By Marianne Scott Rushville Republican
---- — The season of gift giving is upon us. Long before the pumpkins were put away and the turkey cooled, ads in the daily news, internet and TV flashed before us the perfect toy or cologne for gift giving. I’ve often wondered if all the visual prompts for gift giving were stripped away and we gave something we already have – what would it be?
I, like you, have experienced the joy of gift giving with family and friends over the years. However, the years that stand out and are long remembered are the years where we ignored commercialism and gave something from the heart.
When my brothers and I were all newlyweds, our budgets were extremely tight. Some of us were still finishing college, starting families, switching to new teaching jobs and trying to purchase homes. The thought of extravagant gift giving was very much out of the question. Instead, we decided that our gift giving would be something we already owned. One gift in particular comes to mind. It was an old mast ship. You know the kind I’m talking about, often referred to as a “dusting nightmare.” The Ship however, was passed around for several years and each year the current owner added something new to its décor. One year it was fitted with new sails. Then there was the Astro Turf deck! New life boats appeared and sailors were added. This gift had turned into an annual event to see who would get it and what kind of improvements had taken place.
Humor goes a long way during the holidays too and such would be the case with another version of giving something you already owned. This user friendly gift item was a padded toilet seat. Oh no, this wasn’t just any toilet seat – it was a pink, paisley, padded toilet seat! It was a sight to behold and was guaranteed to clash with even the most liberal decorating ideas. I’m not sure what happened to that prized possession and am hoping if family members are reading this, it isn’t somehow resurrected!
When the “something you already own” gift giving had run its course, we turned to making by hand whatever we gave. Most of my family is blessed with a creative streak thanks to parents who took the time to teach us how to sew and work with wood. Those years stuffed calico ducks, cookie mix, wooden planter boxes, stained glass and bird houses (out of hollow logs) appeared. Creative-ness was the word! It took on a life form that will long be remembered. To this day I still have one of those hollow log birdhouses. It has not only stood the test of time, but also reminds me of a great tradition of handmade gift giving and especially of the person who made the gift.
This Christmas as you consider the gifts you’ll give, be creative. Give generously of your time and talents. Your time is a valuable commodity that is often overlooked. However your time is needed by people with causes great and small. Your time is especially valuable to someone who is experiencing their first holiday after the loss of a loved one.
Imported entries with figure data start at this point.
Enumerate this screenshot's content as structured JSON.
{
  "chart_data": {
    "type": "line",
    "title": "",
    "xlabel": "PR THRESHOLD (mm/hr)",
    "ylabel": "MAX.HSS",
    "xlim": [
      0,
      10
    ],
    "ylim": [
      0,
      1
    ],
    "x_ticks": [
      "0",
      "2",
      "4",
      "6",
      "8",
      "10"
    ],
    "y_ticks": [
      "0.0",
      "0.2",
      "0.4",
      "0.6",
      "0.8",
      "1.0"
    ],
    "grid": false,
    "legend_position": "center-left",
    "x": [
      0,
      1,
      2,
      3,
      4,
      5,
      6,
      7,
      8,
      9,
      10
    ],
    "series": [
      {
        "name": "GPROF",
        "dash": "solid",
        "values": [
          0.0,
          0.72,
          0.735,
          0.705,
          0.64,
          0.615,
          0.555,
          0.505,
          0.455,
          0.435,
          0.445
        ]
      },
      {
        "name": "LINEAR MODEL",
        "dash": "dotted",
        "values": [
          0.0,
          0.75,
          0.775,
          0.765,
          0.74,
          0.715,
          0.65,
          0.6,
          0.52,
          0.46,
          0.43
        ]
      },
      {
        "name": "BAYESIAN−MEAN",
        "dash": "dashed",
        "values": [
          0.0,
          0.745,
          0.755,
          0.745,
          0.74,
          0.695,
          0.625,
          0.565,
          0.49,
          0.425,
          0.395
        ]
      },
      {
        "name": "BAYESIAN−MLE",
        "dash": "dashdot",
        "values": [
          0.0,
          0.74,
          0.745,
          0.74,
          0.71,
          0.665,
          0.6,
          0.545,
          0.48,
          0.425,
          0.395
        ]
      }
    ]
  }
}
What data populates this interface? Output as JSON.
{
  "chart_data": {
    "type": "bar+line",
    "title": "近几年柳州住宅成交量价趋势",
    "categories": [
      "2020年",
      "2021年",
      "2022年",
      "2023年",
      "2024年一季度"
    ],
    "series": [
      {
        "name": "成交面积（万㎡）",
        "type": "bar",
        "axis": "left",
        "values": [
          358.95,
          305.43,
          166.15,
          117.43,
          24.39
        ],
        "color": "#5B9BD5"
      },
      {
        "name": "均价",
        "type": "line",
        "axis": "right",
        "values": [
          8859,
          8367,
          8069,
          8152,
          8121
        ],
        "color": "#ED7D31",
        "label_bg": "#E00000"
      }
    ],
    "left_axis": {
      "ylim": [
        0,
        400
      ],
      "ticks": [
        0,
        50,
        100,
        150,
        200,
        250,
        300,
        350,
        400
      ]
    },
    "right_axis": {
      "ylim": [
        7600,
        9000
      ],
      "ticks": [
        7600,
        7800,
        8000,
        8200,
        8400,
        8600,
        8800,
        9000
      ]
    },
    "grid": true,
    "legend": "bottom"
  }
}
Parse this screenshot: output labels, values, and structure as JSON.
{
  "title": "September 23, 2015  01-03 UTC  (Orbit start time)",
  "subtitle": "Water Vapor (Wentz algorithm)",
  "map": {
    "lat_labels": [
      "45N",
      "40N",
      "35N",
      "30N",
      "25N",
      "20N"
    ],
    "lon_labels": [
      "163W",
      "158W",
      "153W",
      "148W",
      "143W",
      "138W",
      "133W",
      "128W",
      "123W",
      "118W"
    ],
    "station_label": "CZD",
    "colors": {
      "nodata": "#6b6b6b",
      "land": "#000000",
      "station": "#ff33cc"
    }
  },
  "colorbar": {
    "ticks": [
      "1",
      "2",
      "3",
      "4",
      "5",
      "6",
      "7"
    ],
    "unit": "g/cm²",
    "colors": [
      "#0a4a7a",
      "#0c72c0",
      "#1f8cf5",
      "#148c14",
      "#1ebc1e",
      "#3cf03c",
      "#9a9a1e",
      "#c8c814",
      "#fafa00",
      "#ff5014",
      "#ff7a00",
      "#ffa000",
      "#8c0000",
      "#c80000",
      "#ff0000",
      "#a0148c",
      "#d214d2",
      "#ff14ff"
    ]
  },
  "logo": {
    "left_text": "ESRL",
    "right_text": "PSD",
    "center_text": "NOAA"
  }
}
Your time is valuable to that first grader who needs someone to read with them. Or, what about babysitting for that young couple with a new baby who have written off “date night” as a luxury?
Your talents, those qualities that seem quite ordinary to you, take on a special significance for others too. Perhaps you have a talent for cooking, sewing, painting or gardening that can be shared as a holiday gift. How cool would it be if you gave a “gift certificate” indicating you’d be willing to come and plant bulbs or a garden for someone! Equally cool would be a “gift certificate” stating you’ll help paint gutters in the spring.
And, if at all possible share some of your financial abundance. These gifts are the perfect size, don’t have to be wrapped and can extend beyond your four walls to assist someone else. Whatever the cause might be, from your Church . . . to the Rush County School Legacy Fund…to the Rush County Community Foundation …to United Way…to the Hospital Foundation - know that your gift will affect the lives of the recipients.
Best Wishes as you prepare for Christmas and thank you for the many gifts you share.